Beginning on the third anniversary of the Commercial Operation Date of the Systems, Provider shall calculate and notify Customer in writing of any Energy Shortfall Amount (as defined below) due to Customer in the next invoice. Provider shall, within (30) Business Days of notifying Customer, credit to the Customer the Energy Shortfall Amount.

For each anniversary of the Commercial Operation Date beginning on the third anniversary of such Date, if the actual output of the Systems for the prior three years (the “Actual System Output”) does not equal or exceed the Minimum Output Guarantee for such three-year period, in its next invoice(s) to Customer (and in the final invoice for any credit owed for the final year of the Term or any Renewal Term), Provider shall credit Customer an amount equal to the product of (a) the lesser of (i) the positive difference, if any, of the average price per kWh for energy provided by the Local Electric Utility during such three-Contract Year period minus the applicable kWh Rate hereunder, or (ii) the applicable kWh Rate hereunder, multiplied by (b) the difference between the Actual System Output for such three-year period and the Minimum Output Guarantee for such three-year period (“Energy Shortfall Amount”).

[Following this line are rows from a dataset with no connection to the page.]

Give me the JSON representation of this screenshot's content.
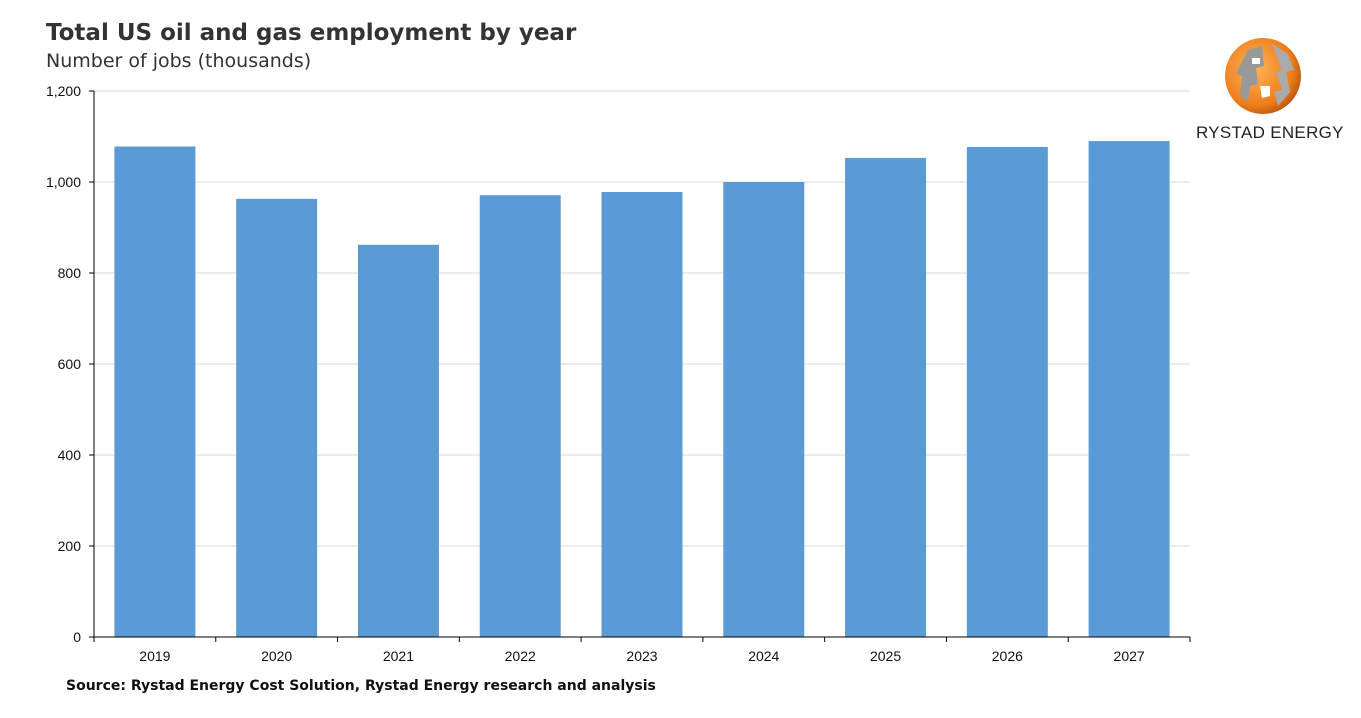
{
  "chart_data": {
    "type": "bar",
    "title": "Total US oil and gas employment by year",
    "subtitle": "Number of jobs (thousands)",
    "categories": [
      "2019",
      "2020",
      "2021",
      "2022",
      "2023",
      "2024",
      "2025",
      "2026",
      "2027"
    ],
    "values": [
      1078,
      963,
      862,
      971,
      978,
      1000,
      1053,
      1077,
      1090
    ],
    "ylim": [
      0,
      1200
    ],
    "yticks": [
      0,
      200,
      400,
      600,
      800,
      1000,
      1200
    ],
    "ytick_labels": [
      "0",
      "200",
      "400",
      "600",
      "800",
      "1,000",
      "1,200"
    ],
    "grid": true,
    "bar_color": "#5b9bd5",
    "xlabel": "",
    "ylabel": ""
  },
  "source": "Source: Rystad Energy Cost Solution,  Rystad Energy research and analysis",
  "logo": {
    "text": "RYSTAD ENERGY",
    "colors": [
      "#f08a24",
      "#8c8c8c"
    ]
  }
}
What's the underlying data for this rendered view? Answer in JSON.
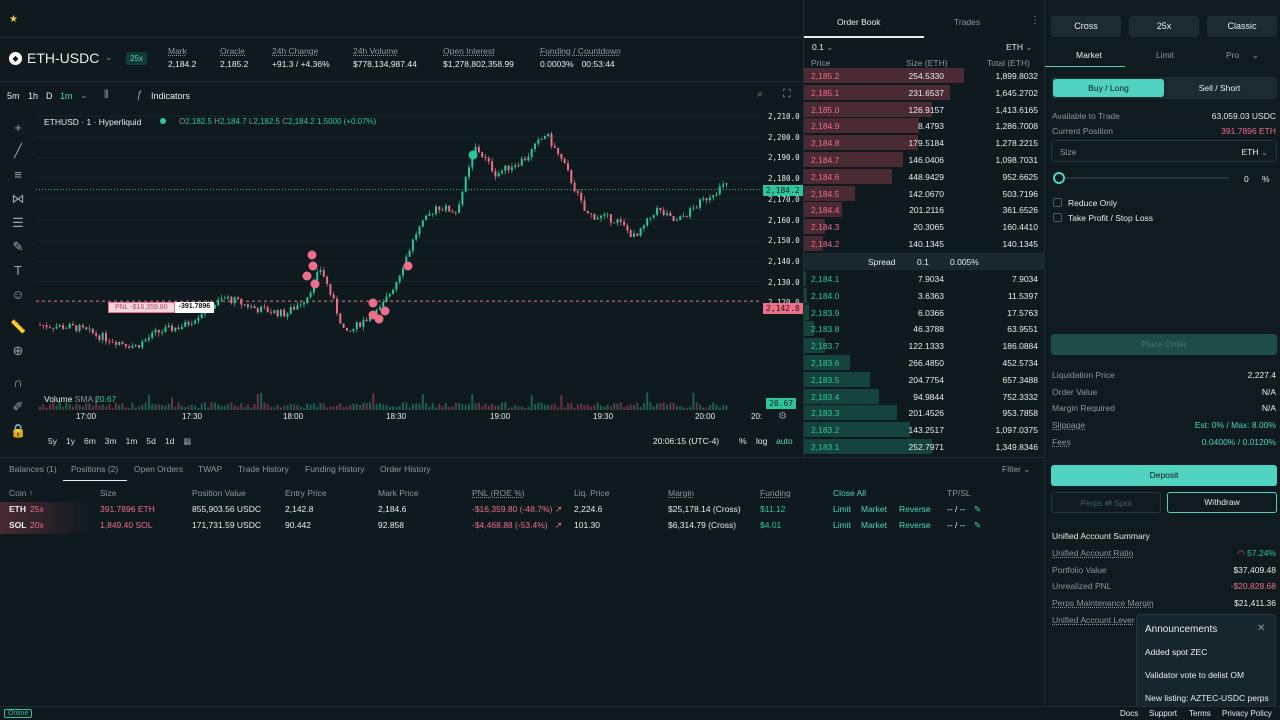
{
  "header": {
    "pair": "ETH-USDC",
    "leverage": "25x"
  },
  "stats": [
    {
      "label": "Mark",
      "value": "2,184.2"
    },
    {
      "label": "Oracle",
      "value": "2,185.2"
    },
    {
      "label": "24h Change",
      "value": "+91.3 / +4.36%"
    },
    {
      "label": "24h Volume",
      "value": "$778,134,987.44"
    },
    {
      "label": "Open Interest",
      "value": "$1,278,802,358.99"
    },
    {
      "label": "Funding / Countdown",
      "value": "0.0003%",
      "value2": "00:53:44"
    }
  ],
  "chart_toolbar": {
    "intervals": [
      "5m",
      "1h",
      "D",
      "1m"
    ],
    "indicators_label": "Indicators"
  },
  "chart_legend": {
    "symbol": "ETHUSD · 1 · Hyperliquid",
    "o": "2,182.5",
    "h": "2,184.7",
    "l": "2,182.5",
    "c": "2,184.2",
    "chg": "1.5000 (+0.07%)"
  },
  "price_axis": [
    "2,210.0",
    "2,200.0",
    "2,190.0",
    "2,180.0",
    "2,170.0",
    "2,160.0",
    "2,150.0",
    "2,140.0",
    "2,130.0",
    "2,120.0"
  ],
  "time_axis": [
    "17:00",
    "17:30",
    "18:00",
    "18:30",
    "19:00",
    "19:30",
    "20:00",
    "20:"
  ],
  "current_price_tag": "2,184.2",
  "position_line_tag": "2,142.8",
  "volume_tag": "20.67",
  "pnl_label": {
    "pnl": "PNL -$16,359.80",
    "size": "-391.7896"
  },
  "volume_legend": {
    "label": "Volume",
    "sma": "SMA",
    "value": "20.67"
  },
  "ranges": [
    "5y",
    "1y",
    "6m",
    "3m",
    "1m",
    "5d",
    "1d"
  ],
  "clock": "20:06:15 (UTC-4)",
  "scale_opts": {
    "pct": "%",
    "log": "log",
    "auto": "auto"
  },
  "orderbook": {
    "tabs": [
      "Order Book",
      "Trades"
    ],
    "tick": "0.1",
    "unit": "ETH",
    "headers": [
      "Price",
      "Size (ETH)",
      "Total (ETH)"
    ],
    "asks": [
      [
        "2,185.2",
        "254.5330",
        "1,899.8032",
        1.0
      ],
      [
        "2,185.1",
        "231.6537",
        "1,645.2702",
        0.91
      ],
      [
        "2,185.0",
        "126.9157",
        "1,413.6165",
        0.8
      ],
      [
        "2,184.9",
        "8.4793",
        "1,286.7008",
        0.72
      ],
      [
        "2,184.8",
        "179.5184",
        "1,278.2215",
        0.71
      ],
      [
        "2,184.7",
        "146.0406",
        "1,098.7031",
        0.62
      ],
      [
        "2,184.6",
        "448.9429",
        "952.6625",
        0.55
      ],
      [
        "2,184.5",
        "142.0670",
        "503.7196",
        0.32
      ],
      [
        "2,184.4",
        "201.2116",
        "361.6526",
        0.24
      ],
      [
        "2,184.3",
        "20.3065",
        "160.4410",
        0.13
      ],
      [
        "2,184.2",
        "140.1345",
        "140.1345",
        0.12
      ]
    ],
    "spread": {
      "label": "Spread",
      "value": "0.1",
      "pct": "0.005%"
    },
    "bids": [
      [
        "2,184.1",
        "7.9034",
        "7.9034",
        0.01
      ],
      [
        "2,184.0",
        "3.6363",
        "11.5397",
        0.02
      ],
      [
        "2,183.9",
        "6.0366",
        "17.5763",
        0.03
      ],
      [
        "2,183.8",
        "46.3788",
        "63.9551",
        0.06
      ],
      [
        "2,183.7",
        "122.1333",
        "186.0884",
        0.13
      ],
      [
        "2,183.6",
        "266.4850",
        "452.5734",
        0.29
      ],
      [
        "2,183.5",
        "204.7754",
        "657.3488",
        0.41
      ],
      [
        "2,183.4",
        "94.9844",
        "752.3332",
        0.47
      ],
      [
        "2,183.3",
        "201.4526",
        "953.7858",
        0.58
      ],
      [
        "2,183.2",
        "143.2517",
        "1,097.0375",
        0.66
      ],
      [
        "2,183.1",
        "252.7971",
        "1,349.8346",
        0.8
      ]
    ]
  },
  "trade": {
    "margin_mode": "Cross",
    "leverage": "25x",
    "account": "Classic",
    "order_tabs": [
      "Market",
      "Limit",
      "Pro"
    ],
    "buy": "Buy / Long",
    "sell": "Sell / Short",
    "available_label": "Available to Trade",
    "available": "63,059.03 USDC",
    "position_label": "Current Position",
    "position": "391.7896 ETH",
    "size_placeholder": "Size",
    "size_unit": "ETH",
    "slider_value": "0",
    "slider_unit": "%",
    "reduce_only": "Reduce Only",
    "tpsl": "Take Profit / Stop Loss",
    "place_order": "Place Order",
    "liq_label": "Liquidation Price",
    "liq": "2,227.4",
    "order_value_label": "Order Value",
    "order_value": "N/A",
    "margin_req_label": "Margin Required",
    "margin_req": "N/A",
    "slippage_label": "Slippage",
    "slippage": "Est: 0% / Max: 8.00%",
    "fees_label": "Fees",
    "fees": "0.0400% / 0.0120%",
    "deposit": "Deposit",
    "perps_spot": "Perps ⇄ Spot",
    "withdraw": "Withdraw",
    "summary_title": "Unified Account Summary",
    "ratio_label": "Unified Account Ratio",
    "ratio": "57.24%",
    "portfolio_label": "Portfolio Value",
    "portfolio": "$37,409.48",
    "upnl_label": "Unrealized PNL",
    "upnl": "-$20,828.68",
    "mm_label": "Perps Maintenance Margin",
    "mm": "$21,411.36",
    "lev_label": "Unified Account Lever"
  },
  "bottom": {
    "tabs": [
      "Balances (1)",
      "Positions (2)",
      "Open Orders",
      "TWAP",
      "Trade History",
      "Funding History",
      "Order History"
    ],
    "filter": "Filter",
    "columns": [
      "Coin",
      "Size",
      "Position Value",
      "Entry Price",
      "Mark Price",
      "PNL (ROE %)",
      "Liq. Price",
      "Margin",
      "Funding",
      "Close All",
      "TP/SL"
    ],
    "rows": [
      {
        "coin": "ETH",
        "lev": "25x",
        "size": "391.7896 ETH",
        "value": "855,903.56 USDC",
        "entry": "2,142.8",
        "mark": "2,184.6",
        "pnl": "-$16,359.80 (-48.7%)",
        "liq": "2,224.6",
        "margin": "$25,178.14 (Cross)",
        "funding": "$11.12",
        "limit": "Limit",
        "market": "Market",
        "reverse": "Reverse",
        "tpsl": "-- / --"
      },
      {
        "coin": "SOL",
        "lev": "20x",
        "size": "1,849.40 SOL",
        "value": "171,731.59 USDC",
        "entry": "90.442",
        "mark": "92.858",
        "pnl": "-$4,468.88 (-53.4%)",
        "liq": "101.30",
        "margin": "$6,314.79 (Cross)",
        "funding": "$4.01",
        "limit": "Limit",
        "market": "Market",
        "reverse": "Reverse",
        "tpsl": "-- / --"
      }
    ]
  },
  "announcements": {
    "title": "Announcements",
    "items": [
      "Added spot ZEC",
      "Validator vote to delist OM",
      "New listing: AZTEC-USDC perps"
    ]
  },
  "footer": {
    "status": "Online",
    "links": [
      "Docs",
      "Support",
      "Terms",
      "Privacy Policy"
    ]
  },
  "colors": {
    "green": "#2fc59c",
    "red": "#ed7088",
    "accent": "#50d2c1"
  }
}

For the avoidance of doubt, this section shall continue to apply throughout any Renewal Term. Any failure of the Provider to satisfy the Minimum Output Guarantee under this section shall not constitute a Provider Default.

Provider shall install a performance monitoring system, which monitoring system shall, at minimum, meet the requirements for reporting actual production of electricity to the Local Electric Utility and any appropriate state or regional agency. Such a system shall be more particularly described in Schedule 2 and may include a state-of-the-art remote data acquisition system (DAS) designed to gather and record system parameters as well as weather-related parameters, including power, sunlight, wind speed, and air temperature from a local area weather station.

It is agreed that these Provider proprietary items shall remain the sole and exclusive property of the Provider. Provider grants Customer a perpetual, non-exclusive, paid-up license to use Provider proprietary items subject to the following:

Customer may use Provider’s proprietary items solely in connection with the products purchased hereunder for the purpose for which those products were originally purchased.

Customer may not transfer, sell, or otherwise dispose of any Provider proprietary items without the prior written consent of the Provider.

This license gives no title or ownership rights in Provider proprietary items or related intellectual property to Customer.

If software source code is delivered to Customer under this license, Customer agrees to keep the source code strictly confidential in accordance with this Agreement. If software object code is delivered, Customer will not copy or change the software or subject the software to any process intended to create computer source code from Provider proprietary items.

Customer agrees to retain or reproduce on all copies of any Provider proprietary items, all copyright notices and other proprietary legends, and all trademarks or service marks of Provider or any third party.

Customer will have no rights to assign or sell the license granted herein to others.

If Customer orders any commercial off-the-shelf type products, a separate licensing agreement shall be negotiated and shall become part of the applicable Statement of Work.

Customer grants Provider a perpetual, non-exclusive, paid-up license to use all portions of the deliverables first developed by Provider during the performance of this Agreement, not to include content or any material provided to Provider by Customer.